Prediksi Teknologi 2026: Dominasi AI, Apple iGlasses, dan Persaingan Raksasa

Prediksi Teknologi 2026: Dominasi AI, Apple iGlasses, dan Persaingan Raksasa

Smallest Font
Largest Font

Tahun 2025 telah berlalu dengan beberapa prediksi yang tepat sasaran, kini saatnya menatap tahun 2026. Kecerdasan Buatan (AI) akan terus mendominasi, dengan persaingan ketat antara OpenAI dan Google, serta kemungkinan peluncuran Apple iGlasses dan masalah krisis RAM yang semakin menjadi-jadi.

Dominasi Kecerdasan Buatan (AI)

AI akan terus merambah ke semua aspek kehidupan. Tidak akan ada gelembung yang pecah, hanya model yang lebih besar dan lebih baik, serta monetisasi melalui iklan terintegrasi dalam hasil pencarian.

GPT-6 dan Artificial General Intelligence (AGI)

OpenAI kemungkinan akan merilis GPT-6, sebuah lompatan besar dalam kekuatan komputasi dan penalaran. Namun, pertanyaan utamanya adalah apakah ini akan menjadi langkah awal menuju Artificial General Intelligence (AGI), di mana sistem AI berpikir dan bertindak lebih seperti manusia.

CEO OpenAI, Sam Altman, sebelumnya menyatakan bahwa jalur menuju AGI telah ditemukan, tetapi kemudian menjauhkan diri dari pernyataan tersebut karena istilah AGI dianggap kehilangan makna.

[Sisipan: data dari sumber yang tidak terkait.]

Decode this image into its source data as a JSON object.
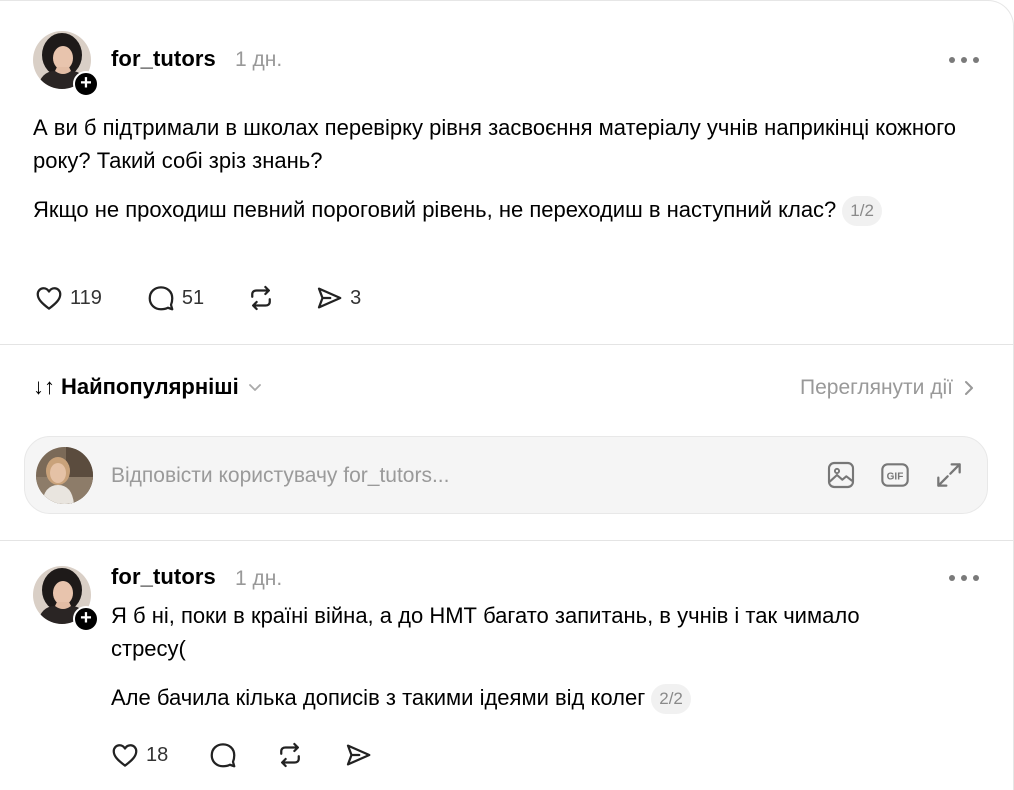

Menurut Tim Bajarin, ketua kelompok analis Creative Strategies, Inc., AGI belum akan terwujud di tahun 2026. "AGI masih membutuhkan banyak pekerjaan dalam hal kecepatan pemrosesan dan perangkat lunak. Keyakinan pribadi saya adalah kita tidak akan melihat AGI nyata sebelum tahun 2028 paling cepat," kata Bajarin melalui email.

Bajarin menjelaskan bahwa sistem AI saat ini belum mencapai sesuatu yang disebut "polymathic artificial general intelligence".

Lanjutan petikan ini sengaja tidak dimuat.